I woke up around 4:30 am and prayed. I prayed for healing. God is the One who heals, so I placed my right hand on my left breast and prayed in faith and confidence that this cancer would literally disappear.
And I was given an idea on how I will spend my time through my recovery should God not remove this 'thorn'. I will become more of a prayer warrior for my persecuted brothers and sisters than ever before. I will take my focus off my suffering and circumstance and use my free time to fervently pray for others while I'm healing. God will be victorious either way!
"Isaiah 49:13 Sing for joy, O heavens, and exult, O earth; break forth, O mountains, into singing! For the Lord has comforted his people and will have compassion on his afflicted."
Thankfully, I fell back asleep for a few hours. I spent the morning visiting with Jonathan's roommate, Kirby. I shared how when someone is so much more aware of that thin veil between life and death, the courage to share the greatest gift of all, salvation through Christ, is so much easier to do. I don't care if people think I'm too 'religious'. I have a love message for whomever God puts on my heart to share, and I will share. It would be selfish of me not to have the knowledge of the greatest gift in life and not share it.

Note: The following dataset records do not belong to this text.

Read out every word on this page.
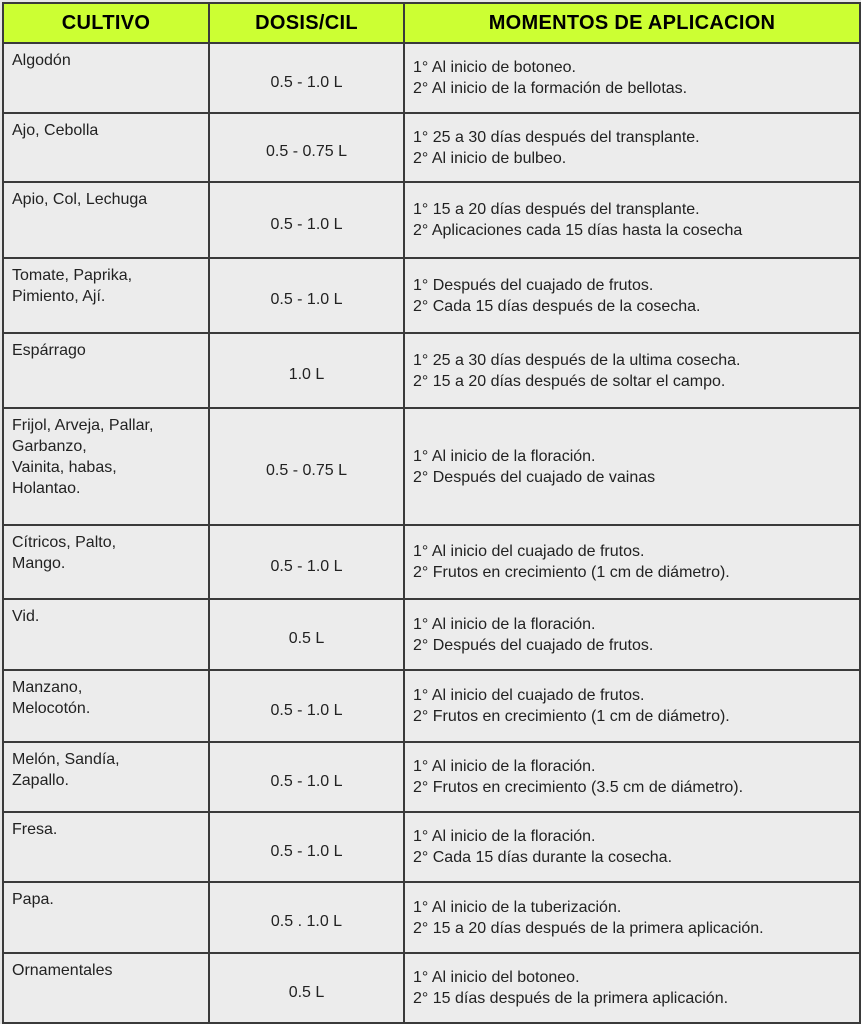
CULTIVO	DOSIS/CIL	MOMENTOS DE APLICACION

Algodón	0.5 - 1.0 L	1° Al inicio de botoneo.
2° Al inicio de la formación de bellotas.

Ajo, Cebolla	0.5 - 0.75 L	1° 25 a 30 días después del transplante.
2° Al inicio de bulbeo.

Apio, Col, Lechuga	0.5 - 1.0 L	1° 15 a 20 días después del transplante.
2° Aplicaciones cada 15 días hasta la cosecha

Tomate, Paprika,
Pimiento, Ají.	0.5 - 1.0 L	1° Después del cuajado de frutos.
2° Cada 15 días después de la cosecha.

Espárrago	1.0 L	1° 25 a 30 días después de la ultima cosecha.
2° 15 a 20 días después de soltar el campo.

Frijol, Arveja, Pallar,
Garbanzo,
Vainita, habas,
Holantao.	0.5 - 0.75 L	1° Al inicio de la floración.
2° Después del cuajado de vainas

Cítricos, Palto,
Mango.	0.5 - 1.0 L	1° Al inicio del cuajado de frutos.
2° Frutos en crecimiento (1 cm de diámetro).

Vid.	0.5 L	1° Al inicio de la floración.
2° Después del cuajado de frutos.

Manzano,
Melocotón.	0.5 - 1.0 L	1° Al inicio del cuajado de frutos.
2° Frutos en crecimiento (1 cm de diámetro).

Melón, Sandía,
Zapallo.	0.5 - 1.0 L	1° Al inicio de la floración.
2° Frutos en crecimiento (3.5 cm de diámetro).

Fresa.	0.5 - 1.0 L	1° Al inicio de la floración.
2° Cada 15 días durante la cosecha.

Papa.	0.5 . 1.0 L	1° Al inicio de la tuberización.
2° 15 a 20 días después de la primera aplicación.

Ornamentales	0.5 L	1° Al inicio del botoneo.
2° 15 días después de la primera aplicación.
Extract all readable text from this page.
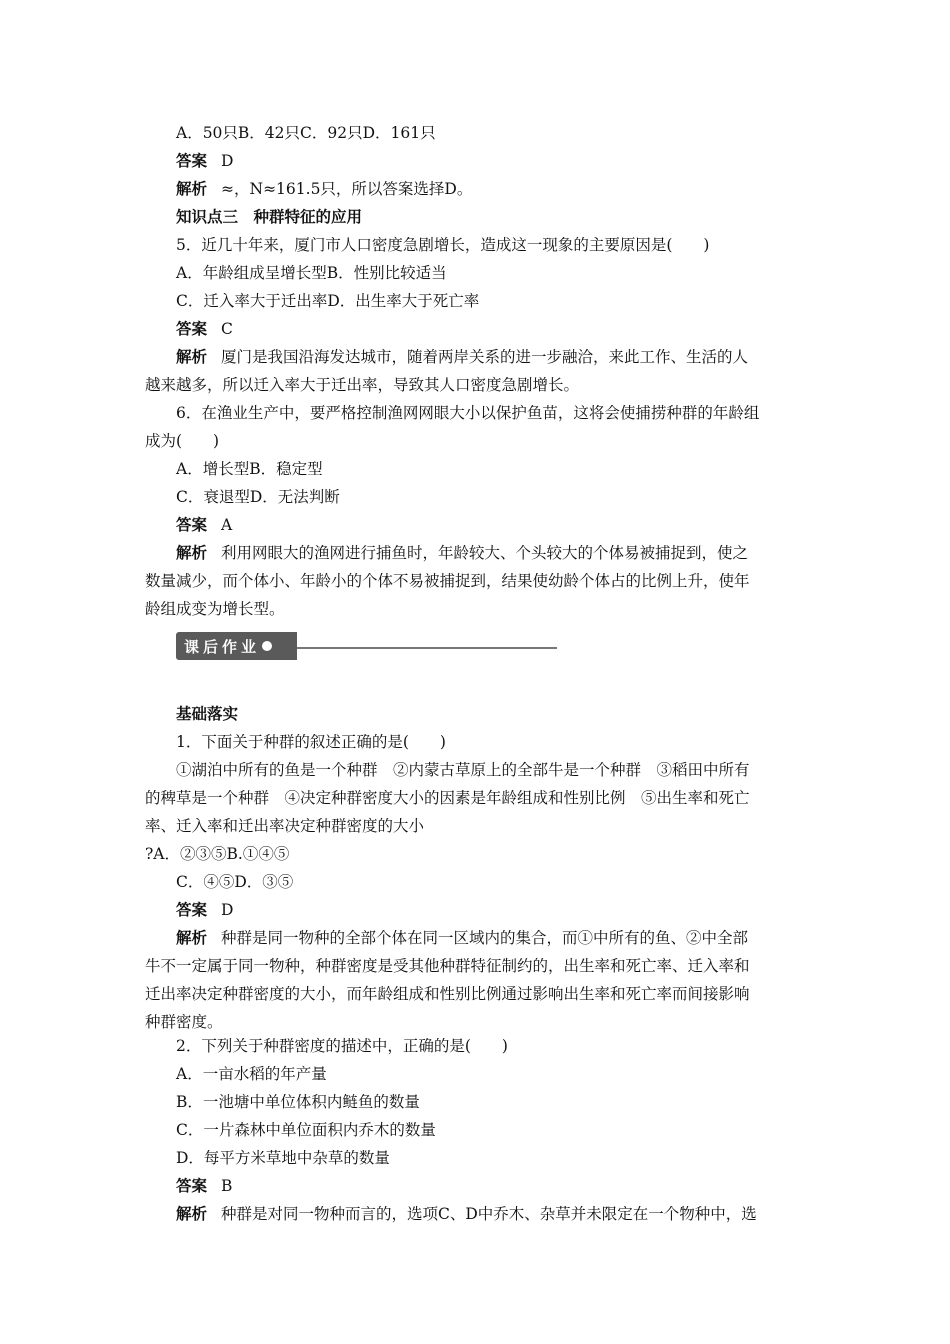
A．50只B．42只C．92只D．161只
答案 D
解析 ≈，N≈161.5只，所以答案选择D。
知识点三　种群特征的应用
5．近几十年来，厦门市人口密度急剧增长，造成这一现象的主要原因是(　　)
A．年龄组成呈增长型B．性别比较适当
C．迁入率大于迁出率D．出生率大于死亡率
答案 C
解析 厦门是我国沿海发达城市，随着两岸关系的进一步融洽，来此工作、生活的人
越来越多，所以迁入率大于迁出率，导致其人口密度急剧增长。
6．在渔业生产中，要严格控制渔网网眼大小以保护鱼苗，这将会使捕捞种群的年龄组
成为(　　)
A．增长型B．稳定型
C．衰退型D．无法判断
答案 A
解析 利用网眼大的渔网进行捕鱼时，年龄较大、个头较大的个体易被捕捉到，使之
数量减少，而个体小、年龄小的个体不易被捕捉到，结果使幼龄个体占的比例上升，使年
龄组成变为增长型。
课后作业
基础落实
1．下面关于种群的叙述正确的是(　　)
①湖泊中所有的鱼是一个种群　②内蒙古草原上的全部牛是一个种群　③稻田中所有
的稗草是一个种群　④决定种群密度大小的因素是年龄组成和性别比例　⑤出生率和死亡
率、迁入率和迁出率决定种群密度的大小
?A．②③⑤B.①④⑤
C．④⑤D．③⑤
答案 D
解析 种群是同一物种的全部个体在同一区域内的集合，而①中所有的鱼、②中全部
牛不一定属于同一物种，种群密度是受其他种群特征制约的，出生率和死亡率、迁入率和
迁出率决定种群密度的大小，而年龄组成和性别比例通过影响出生率和死亡率而间接影响
种群密度。
2．下列关于种群密度的描述中，正确的是(　　)
A．一亩水稻的年产量
B．一池塘中单位体积内鲢鱼的数量
C．一片森林中单位面积内乔木的数量
D．每平方米草地中杂草的数量
答案 B
解析 种群是对同一物种而言的，选项C、D中乔木、杂草并未限定在一个物种中，选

When Jonathan woke up, we went for a nice walk in his neighborhood and my time with him felt normal. I'm thankful for that. I have no promise of when I'll see him next or in what condition I'll be in, so it was good to just be us.
When I got home tonight from Michigan, I was able to have a nice healthy dinner and John and I spent time in our gazebo while I read over the important facts in my Breast Health binder with him. I think we both have a good grasp on the literature and will await the diagnosis from the biopsy and HER2 tomorrow.
My prayer requests: My cancer was healed, no chemotherapy if not, finding the best doctors, John's health through it all.
Thank you to all my prayer warriors...even those of you who said they don't ever really pray but will now! Jesus hears you no matter what the outcome. I'm humbled that so many have reached out and showered me with prayer.